Representatives for the development company, Baker Commercial Properties, did not respond to multiple requests for comment from The State.
The development company bought most of the land, which held the Capitol Square shopping center, in 2005 for $1.85 million. In subsequent years, it purchased additional parcels nearby — in 2021, a quarter acre across Leaphart Street for $280,000 and in 2023, the land that once held Al’s Upstairs, which closed in December 2023, and one final parcel of the shopping center that holds Eggroll Station, for $2.5 million.
But one property remains in the hands of another company, House of Raeford. In the heart of where the company’s redevelopment plans lie sits a small plot of land that the chicken plant owns and uses as a parking lot for its employees.
An initial site map, laid out in a conceptual plan presented to the city council in May of last year, included using that portion of land for the redevelopment. It’s unclear what, if any, impact the chicken plant’s ownership has had on the redevelopment plans.
“We have had communications with Baker Commercial Properties concerning this parcel of land but there has been no resolution,” said House of Raeford spokesperson Dave Witter in an email to The State.
A month before Baker Commercial Properties pitched the massive redevelopment project to the city, it looked as if the chicken plant could relocate to Aiken County. But , the deal fell through.
The plant is seen by many as a smelly eyesore that’s held up the city’s increasing redevelopment. As luxury apartments and new restaurants and bars have popped up around Meeting Street, the vacant Capitol Square shopping center, which sits right across Sunset Boulevard from the plant, has been a tough space to fill.
But while annoying to some, the chicken plant is important to West Columbia. The plant employs nearly 600 people and is a substantial revenue generator as the city’s largest water customer. Losing the decades-old plant could equal a loss of jobs and revenue.
“There’s a strong desire to see a grocery store and shops and continued progress on the Capitol Square site,” West Columbia Councilman David Moye said. “This project is more than just one developer and the city working together to make a special plan to match this special place. This project moving forward hinges on multiple parties.”

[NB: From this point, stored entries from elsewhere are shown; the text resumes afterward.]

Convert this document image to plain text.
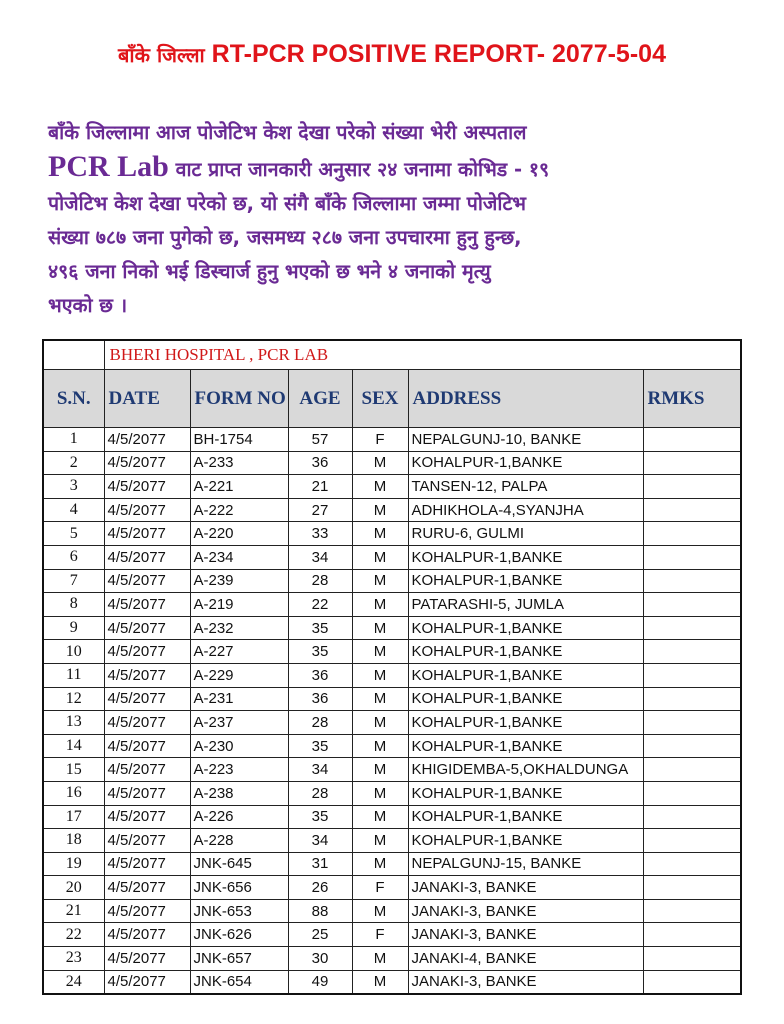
बाँके जिल्ला RT-PCR POSITIVE REPORT- 2077-5-04

बाँके जिल्लामा आज पोजेटिभ केश देखा परेको संख्या भेरी अस्पताल
PCR Lab वाट प्राप्त जानकारी अनुसार २४ जनामा कोभिड - १९
पोजेटिभ केश देखा परेको छ, यो संगै बाँके जिल्लामा जम्मा पोजेटिभ
संख्या ७८७ जना पुगेको छ, जसमध्य २८७ जना उपचारमा हुनु हुन्छ,
४९६ जना निको भई डिस्चार्ज हुनु भएको छ भने ४ जनाको मृत्यु
भएको छ ।

	BHERI HOSPITAL , PCR LAB					
S.N.	DATE	FORM NO	AGE	SEX	ADDRESS	RMKS
1	4/5/2077	BH-1754	57	F	NEPALGUNJ-10, BANKE	
2	4/5/2077	A-233	36	M	KOHALPUR-1,BANKE	
3	4/5/2077	A-221	21	M	TANSEN-12, PALPA	
4	4/5/2077	A-222	27	M	ADHIKHOLA-4,SYANJHA	
5	4/5/2077	A-220	33	M	RURU-6, GULMI	
6	4/5/2077	A-234	34	M	KOHALPUR-1,BANKE	
7	4/5/2077	A-239	28	M	KOHALPUR-1,BANKE	
8	4/5/2077	A-219	22	M	PATARASHI-5, JUMLA	
9	4/5/2077	A-232	35	M	KOHALPUR-1,BANKE	
10	4/5/2077	A-227	35	M	KOHALPUR-1,BANKE	
11	4/5/2077	A-229	36	M	KOHALPUR-1,BANKE	
12	4/5/2077	A-231	36	M	KOHALPUR-1,BANKE	
13	4/5/2077	A-237	28	M	KOHALPUR-1,BANKE	
14	4/5/2077	A-230	35	M	KOHALPUR-1,BANKE	
15	4/5/2077	A-223	34	M	KHIGIDEMBA-5,OKHALDUNGA	
16	4/5/2077	A-238	28	M	KOHALPUR-1,BANKE	
17	4/5/2077	A-226	35	M	KOHALPUR-1,BANKE	
18	4/5/2077	A-228	34	M	KOHALPUR-1,BANKE	
19	4/5/2077	JNK-645	31	M	NEPALGUNJ-15, BANKE	
20	4/5/2077	JNK-656	26	F	JANAKI-3, BANKE	
21	4/5/2077	JNK-653	88	M	JANAKI-3, BANKE	
22	4/5/2077	JNK-626	25	F	JANAKI-3, BANKE	
23	4/5/2077	JNK-657	30	M	JANAKI-4, BANKE	
24	4/5/2077	JNK-654	49	M	JANAKI-3, BANKE	
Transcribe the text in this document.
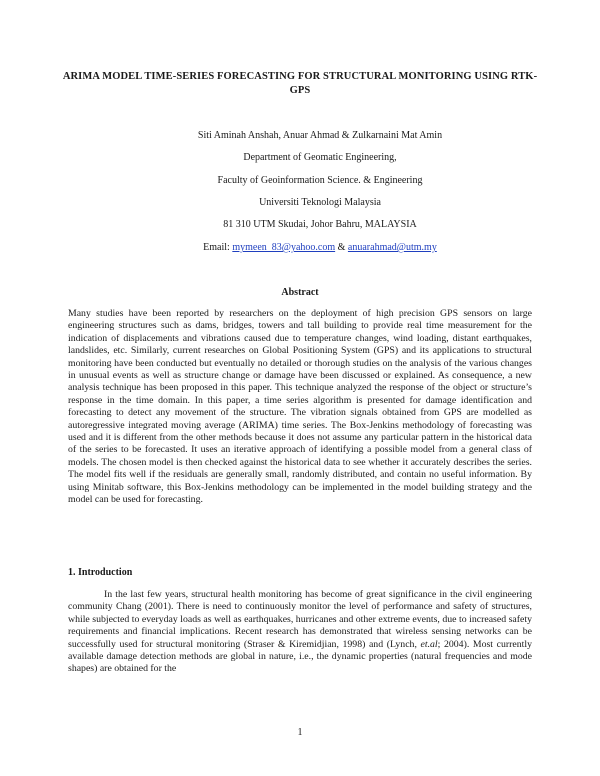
ARIMA MODEL TIME-SERIES FORECASTING FOR STRUCTURAL MONITORING USING RTK-GPS
Siti Aminah Anshah, Anuar Ahmad & Zulkarnaini Mat Amin
Department of Geomatic Engineering,
Faculty of Geoinformation Science. & Engineering
Universiti Teknologi Malaysia
81 310 UTM Skudai, Johor Bahru, MALAYSIA
Email: mymeen_83@yahoo.com & anuarahmad@utm.my
Abstract

Many studies have been reported by researchers on the deployment of high precision GPS sensors on large engineering structures such as dams, bridges, towers and tall building to provide real time measurement for the indication of displacements and vibrations caused due to temperature changes, wind loading, distant earthquakes, landslides, etc. Similarly, current researches on Global Positioning System (GPS) and its applications to structural monitoring have been conducted but eventually no detailed or thorough studies on the analysis of the various changes in unusual events as well as structure change or damage have been discussed or explained. As consequence, a new analysis technique has been proposed in this paper. This technique analyzed the response of the object or structure’s response in the time domain. In this paper, a time series algorithm is presented for damage identification and forecasting to detect any movement of the structure. The vibration signals obtained from GPS are modelled as autoregressive integrated moving average (ARIMA) time series. The Box-Jenkins methodology of forecasting was used and it is different from the other methods because it does not assume any particular pattern in the historical data of the series to be forecasted. It uses an iterative approach of identifying a possible model from a general class of models. The chosen model is then checked against the historical data to see whether it accurately describes the series. The model fits well if the residuals are generally small, randomly distributed, and contain no useful information. By using Minitab software, this Box-Jenkins methodology can be implemented in the model building strategy and the model can be used for forecasting.

1. Introduction

In the last few years, structural health monitoring has become of great significance in the civil engineering community Chang (2001). There is need to continuously monitor the level of performance and safety of structures, while subjected to everyday loads as well as earthquakes, hurricanes and other extreme events, due to increased safety requirements and financial implications. Recent research has demonstrated that wireless sensing networks can be successfully used for structural monitoring (Straser & Kiremidjian, 1998) and (Lynch, et.al; 2004). Most currently available damage detection methods are global in nature, i.e., the dynamic properties (natural frequencies and mode shapes) are obtained for the

1
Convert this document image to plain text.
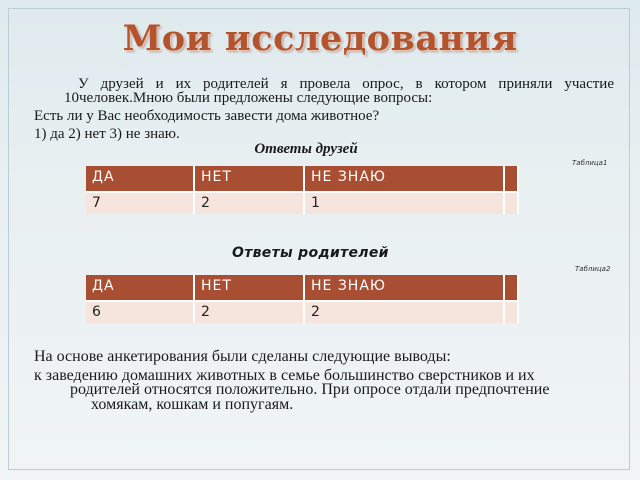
Мои исследования
У друзей и их родителей я провела опрос, в котором приняли участие
10человек.Мною были предложены следующие вопросы:
Есть ли у Вас необходимость завести дома животное?
1) да 2) нет 3) не знаю.
Ответы друзей
Таблица1
ДА	НЕТ	НЕ ЗНАЮ	
7	2	1	
Ответы родителей
Таблица2
ДА	НЕТ	НЕ ЗНАЮ	
6	2	2	
На основе анкетирования были сделаны следующие выводы:
к заведению домашних животных в семье большинство сверстников и их
родителей относятся положительно. При опросе отдали предпочтение
хомякам, кошкам и попугаям.
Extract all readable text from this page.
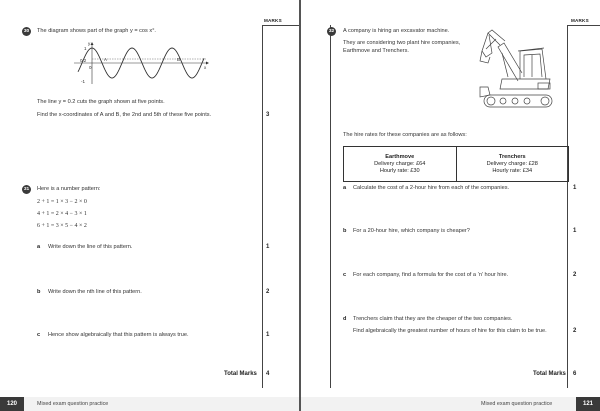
MARKS
30	The diagram shows part of the graph y = cos x°.
y
1
0.2
0
-1
A	B
x
The line y = 0.2 cuts the graph shown at five points.
Find the x-coordinates of A and B, the 2nd and 5th of these five points.	3
31	Here is a number pattern:
2 + 1 = 1 × 3 − 2 × 0
4 + 1 = 2 × 4 − 3 × 1
6 + 1 = 3 × 5 − 4 × 2
a Write down the line of this pattern.	1
b Write down the nth line of this pattern.	2
c Hence show algebraically that this pattern is always true.	1
Total Marks 4
120	Mixed exam question practice
MARKS
32	A company is hiring an excavator machine.
They are considering two plant hire companies,
Earthmove and Trenchers.
The hire rates for these companies are as follows:
Earthmove
Delivery charge: £64
Hourly rate: £30
Trenchers
Delivery charge: £28
Hourly rate: £34
a Calculate the cost of a 2-hour hire from each of the companies.	1
b For a 20-hour hire, which company is cheaper?	1
c For each company, find a formula for the cost of a ‘n’ hour hire.	2
d Trenchers claim that they are the cheaper of the two companies.
Find algebraically the greatest number of hours of hire for this claim to be true.	2
Total Marks 6
Mixed exam question practice	121
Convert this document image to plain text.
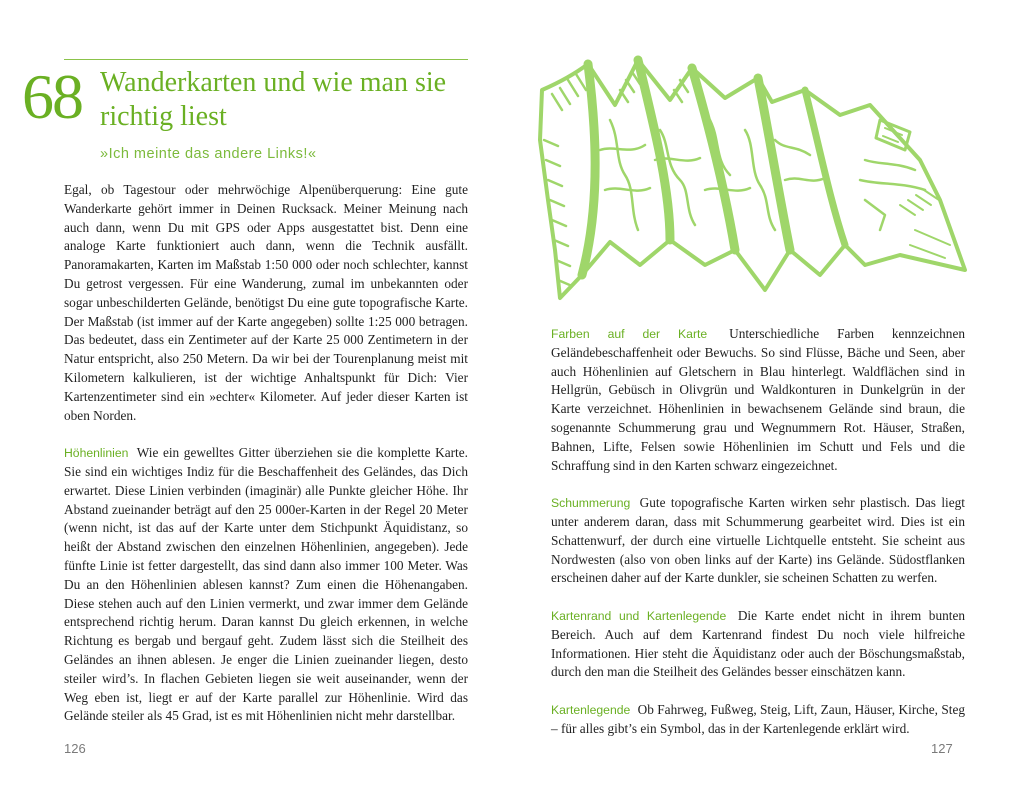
68 Wanderkarten und wie man sie
richtig liest
»Ich meinte das andere Links!«

Egal, ob Tagestour oder mehrwöchige Alpenüberquerung: Eine gute Wanderkarte gehört immer in Deinen Rucksack. Meiner Meinung nach auch dann, wenn Du mit GPS oder Apps ausgestattet bist. Denn eine analoge Karte funktioniert auch dann, wenn die Technik ausfällt. Panoramakarten, Karten im Maßstab 1:50 000 oder noch schlechter, kannst Du getrost vergessen. Für eine Wanderung, zumal im unbekannten oder sogar unbeschilderten Gelände, benötigst Du eine gute topografische Karte. Der Maßstab (ist immer auf der Karte angegeben) sollte 1:25 000 betragen. Das bedeutet, dass ein Zentimeter auf der Karte 25 000 Zentimetern in der Natur entspricht, also 250 Metern. Da wir bei der Tourenplanung meist mit Kilometern kalkulieren, ist der wichtige Anhaltspunkt für Dich: Vier Kartenzentimeter sind ein »echter« Kilometer. Auf jeder dieser Karten ist oben Norden.

Höhenlinien Wie ein gewelltes Gitter überziehen sie die komplette Karte. Sie sind ein wichtiges Indiz für die Beschaffenheit des Geländes, das Dich erwartet. Diese Linien verbinden (imaginär) alle Punkte gleicher Höhe. Ihr Abstand zueinander beträgt auf den 25 000er-Karten in der Regel 20 Meter (wenn nicht, ist das auf der Karte unter dem Stichpunkt Äquidistanz, so heißt der Abstand zwischen den einzelnen Höhenlinien, angegeben). Jede fünfte Linie ist fetter dargestellt, das sind dann also immer 100 Meter. Was Du an den Höhenlinien ablesen kannst? Zum einen die Höhenangaben. Diese stehen auch auf den Linien vermerkt, und zwar immer dem Gelände entsprechend richtig herum. Daran kannst Du gleich erkennen, in welche Richtung es bergab und bergauf geht. Zudem lässt sich die Steilheit des Geländes an ihnen ablesen. Je enger die Linien zueinander liegen, desto steiler wird’s. In flachen Gebieten liegen sie weit auseinander, wenn der Weg eben ist, liegt er auf der Karte parallel zur Höhenlinie. Wird das Gelände steiler als 45 Grad, ist es mit Höhenlinien nicht mehr darstellbar.

126

Farben auf der Karte Unterschiedliche Farben kennzeichnen Geländebeschaffenheit oder Bewuchs. So sind Flüsse, Bäche und Seen, aber auch Höhenlinien auf Gletschern in Blau hinterlegt. Waldflächen sind in Hellgrün, Gebüsch in Olivgrün und Waldkonturen in Dunkelgrün in der Karte verzeichnet. Höhenlinien in bewachsenem Gelände sind braun, die sogenannte Schummerung grau und Wegnummern Rot. Häuser, Straßen, Bahnen, Lifte, Felsen sowie Höhenlinien im Schutt und Fels und die Schraffung sind in den Karten schwarz eingezeichnet.

Schummerung Gute topografische Karten wirken sehr plastisch. Das liegt unter anderem daran, dass mit Schummerung gearbeitet wird. Dies ist ein Schattenwurf, der durch eine virtuelle Lichtquelle entsteht. Sie scheint aus Nordwesten (also von oben links auf der Karte) ins Gelände. Südostflanken erscheinen daher auf der Karte dunkler, sie scheinen Schatten zu werfen.

Kartenrand und Kartenlegende Die Karte endet nicht in ihrem bunten Bereich. Auch auf dem Kartenrand findest Du noch viele hilfreiche Informationen. Hier steht die Äquidistanz oder auch der Böschungsmaßstab, durch den man die Steilheit des Geländes besser einschätzen kann.

Kartenlegende Ob Fahrweg, Fußweg, Steig, Lift, Zaun, Häuser, Kirche, Steg – für alles gibt’s ein Symbol, das in der Kartenlegende erklärt wird.

127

The fact the chicken plant didn’t appear to be going anywhere, and that some land in the middle of the planned redevelopment was owned by House of Raeford, didn’t stop Baker Commercial from laying out their development plans last May.
The project was set to transform the shopping center, on 13 acres bordered by Sunset Boulevard and Meeting Street/U.S. Highway 1, into a mixed-use complex featuring a four-story living complex with 224 multi-family units and retail space. Plans also included a separate 27,000-square-foot grocery store, 18,000 square feet of retail and/or office space and 4,800 square feet in outparcels designated for retail.
After presenting plans for the redevelopment to the city council last year, the scope of the project became clearer when the company brought it before the and city council approved the project in October.
At the time, the city was not given a timeline for the project, Miles said.
“We’ve never expected that project to move forward under a set timeline. We always understood that the discussions and moves that they were making were all kind of preliminary stuff and that everything was subject to them having to meet a lot of internal requirements [on their end] for them to get the deal to move forward,” Miles said.
The company, which had added the Capitol Square redevelopment project to its list of future projects on its website last year, has since removed the project from its website. Sherry Chen, a co-owner of the Chinese restaurant Eggroll Station which sits on the land that the company bought for the redevelopment, said she was told construction is set to begin sometime next year, at which point her restaurant will be forced to vacate.
Baker Commercial has made at least two possibly promising moves forward — in December, the company got permission to take over ownership and maintenance of Leaphart Street, which runs alongside the redevelopment. Earlier this year, the company blocked off part of the plot of land that’s long been used as public parking for nearby restaurants and bars, potentially for construction.